Bila saja mawar tak merah mungkin aku denganmu. Bila saja melati itu tak putih mungkin aku pasti sudah bersamamu. Bila saja siang tak terang malam juga tak gelap mungkin cinta ini kita bagi bersama. Benar kata para pujangga lama, cinta menjalin jiwa jiwa dalam kelembutan yang menyejukkan. Cinta berlindung dalam iman dan keyakinan. Setiap kata yang terurai menjadikan cinta begitu bermakna dalam ikatan pikir dan perbuatan. Ia ditakdirkan jadi kata tanpa benda, tak terlihat hanya terasa. Meluap diantara dinding dinding hati yang terkoyak dalam deburan ombak, seperti banjir menderas diantara luapan yang mengharukan.

Cinta kata tanpa benda nama untuk beragam perasaan, muara bagi ribuan perasaan.
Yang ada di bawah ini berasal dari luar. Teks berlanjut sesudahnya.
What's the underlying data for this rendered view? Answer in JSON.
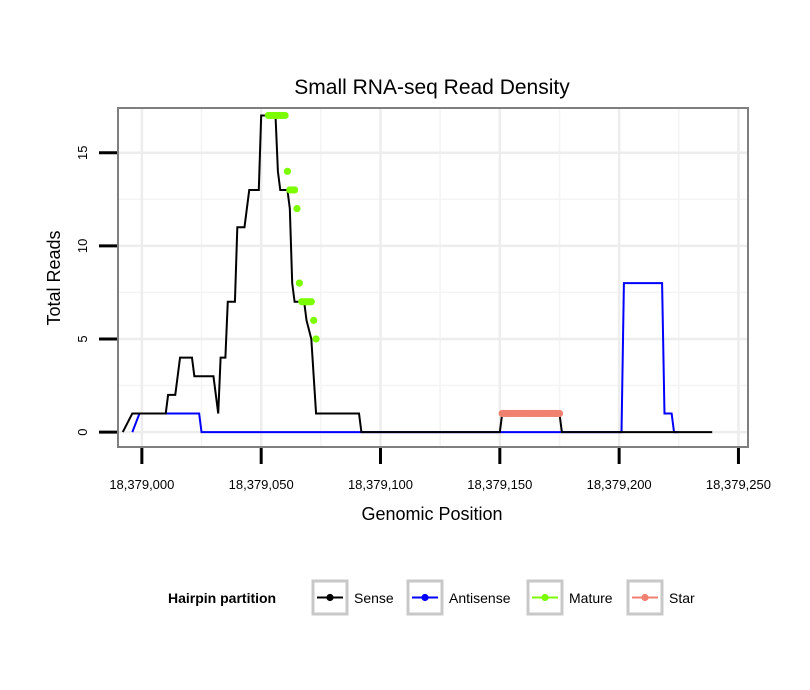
{
  "chart_data": {
    "type": "line",
    "title": "Small RNA-seq Read Density",
    "xlabel": "Genomic Position",
    "ylabel": "Total Reads",
    "xlim": [
      18378990,
      18379254
    ],
    "ylim": [
      -0.8,
      17.4
    ],
    "x_ticks": [
      18379000,
      18379050,
      18379100,
      18379150,
      18379200,
      18379250
    ],
    "x_tick_labels": [
      "18,379,000",
      "18,379,050",
      "18,379,100",
      "18,379,150",
      "18,379,200",
      "18,379,250"
    ],
    "y_ticks": [
      0,
      5,
      10,
      15
    ],
    "y_tick_labels": [
      "0",
      "5",
      "10",
      "15"
    ],
    "grid": true,
    "legend": {
      "title": "Hairpin partition",
      "position": "bottom",
      "entries": [
        {
          "label": "Sense",
          "color": "#000000"
        },
        {
          "label": "Antisense",
          "color": "#0000ff"
        },
        {
          "label": "Mature",
          "color": "#7cfc00"
        },
        {
          "label": "Star",
          "color": "#f08070"
        }
      ]
    },
    "series": [
      {
        "name": "Sense",
        "color": "#000000",
        "kind": "step",
        "points": [
          [
            18378992,
            0
          ],
          [
            18378996,
            1
          ],
          [
            18379010,
            1
          ],
          [
            18379011,
            2
          ],
          [
            18379014,
            2
          ],
          [
            18379015,
            3
          ],
          [
            18379016,
            4
          ],
          [
            18379021,
            4
          ],
          [
            18379022,
            3
          ],
          [
            18379030,
            3
          ],
          [
            18379031,
            2
          ],
          [
            18379032,
            1
          ],
          [
            18379033,
            4
          ],
          [
            18379035,
            4
          ],
          [
            18379036,
            7
          ],
          [
            18379039,
            7
          ],
          [
            18379040,
            11
          ],
          [
            18379043,
            11
          ],
          [
            18379044,
            12
          ],
          [
            18379045,
            13
          ],
          [
            18379049,
            13
          ],
          [
            18379050,
            17
          ],
          [
            18379056,
            17
          ],
          [
            18379057,
            14
          ],
          [
            18379058,
            13
          ],
          [
            18379061,
            13
          ],
          [
            18379062,
            12
          ],
          [
            18379063,
            8
          ],
          [
            18379064,
            7
          ],
          [
            18379068,
            7
          ],
          [
            18379069,
            6
          ],
          [
            18379071,
            5
          ],
          [
            18379072,
            3
          ],
          [
            18379073,
            1
          ],
          [
            18379091,
            1
          ],
          [
            18379092,
            0
          ],
          [
            18379150,
            0
          ],
          [
            18379151,
            1
          ],
          [
            18379175,
            1
          ],
          [
            18379176,
            0
          ],
          [
            18379239,
            0
          ]
        ]
      },
      {
        "name": "Antisense",
        "color": "#0000ff",
        "kind": "step",
        "points": [
          [
            18378996,
            0
          ],
          [
            18378999,
            1
          ],
          [
            18379024,
            1
          ],
          [
            18379025,
            0
          ],
          [
            18379201,
            0
          ],
          [
            18379202,
            8
          ],
          [
            18379218,
            8
          ],
          [
            18379219,
            1
          ],
          [
            18379222,
            1
          ],
          [
            18379223,
            0
          ],
          [
            18379225,
            0
          ]
        ]
      },
      {
        "name": "Mature",
        "color": "#7cfc00",
        "kind": "points",
        "points": [
          [
            18379053,
            17
          ],
          [
            18379054,
            17
          ],
          [
            18379055,
            17
          ],
          [
            18379056,
            17
          ],
          [
            18379057,
            17
          ],
          [
            18379058,
            17
          ],
          [
            18379059,
            17
          ],
          [
            18379060,
            17
          ],
          [
            18379061,
            14
          ],
          [
            18379062,
            13
          ],
          [
            18379063,
            13
          ],
          [
            18379064,
            13
          ],
          [
            18379065,
            12
          ],
          [
            18379066,
            8
          ],
          [
            18379067,
            7
          ],
          [
            18379068,
            7
          ],
          [
            18379069,
            7
          ],
          [
            18379070,
            7
          ],
          [
            18379071,
            7
          ],
          [
            18379072,
            6
          ],
          [
            18379073,
            5
          ]
        ]
      },
      {
        "name": "Star",
        "color": "#f08070",
        "kind": "points",
        "points": [
          [
            18379151,
            1
          ],
          [
            18379152,
            1
          ],
          [
            18379153,
            1
          ],
          [
            18379154,
            1
          ],
          [
            18379155,
            1
          ],
          [
            18379156,
            1
          ],
          [
            18379157,
            1
          ],
          [
            18379158,
            1
          ],
          [
            18379159,
            1
          ],
          [
            18379160,
            1
          ],
          [
            18379161,
            1
          ],
          [
            18379162,
            1
          ],
          [
            18379163,
            1
          ],
          [
            18379164,
            1
          ],
          [
            18379165,
            1
          ],
          [
            18379166,
            1
          ],
          [
            18379167,
            1
          ],
          [
            18379168,
            1
          ],
          [
            18379169,
            1
          ],
          [
            18379170,
            1
          ],
          [
            18379171,
            1
          ],
          [
            18379172,
            1
          ],
          [
            18379173,
            1
          ],
          [
            18379174,
            1
          ],
          [
            18379175,
            1
          ]
        ]
      }
    ]
  }
}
Aku bagai dimabuk anggur cinta diantara cangkir cangkir surgawi. Bahasa cinta tanpa esensi, ia kadang indah penghasil tawa atau bahkan duka lara. Kadang pula jalan menujunya sangat sukar dan berliku. Kadang terjal, kadang juga curam. Ia suci seperti sucinya baithul Maqdis di Palestina, ia juga suci sesuci tembok ratapan di Jerussalem.

Rumah ini sekarang bagai sebuah gua. Dimana yang ada hanya tasbih tasbih atas namamu. Pintu, dinding, lantai selebihnya senyap. Yang dikenang cinta menjadi purba. Rumah ini juga bagai pertapaan. Gambarmu hanya terukir diantara setalagnit setalagnit khayalan. Aku juga mengenal jarring laba laba itu, ia yang ku kenang sejak cinta kita menjadi usang. Dimana yang nampak hanya canda tawamu. Lampu kamar yang redup pun seakan terpercaya bahwa aku adalah dirimu, dirimu adalah aku. Kau bahkan menyaksikan aku lebur menjadi debu terbakar atas nama asmaramu.

Dalam kelam ini aku bermunazat, diantara sela doa dan air mata. Memburuh dalam kelamnya malam, di iringi gelapnya jiwa atas nama yang Maha Qudus. Wahai Tuhan yang bersemayam dalam kesempurnaan, demi malam ini aku bermunazat atas jiwa-Mu yang suci, sisakanlah cinta sedikit untukku dalam hatinya. Letakkakan lah tanganmu diantarapundakku agar aku dapat menatap eloknya sang cinta, tubuh yang kaku, membisu, membujur pilu dalam sang penyalib cinta, terikat atas kuatnya tangan Tuhan.

Dan biarkan malam ini aku merangkai langit. Ku rajut sang angin penghuni angkasa. Semua berjalan dengan diri yang luruh dengan keabadian jingga, larut dalam lamunan kosong tak berisi dan tak berpenghuni.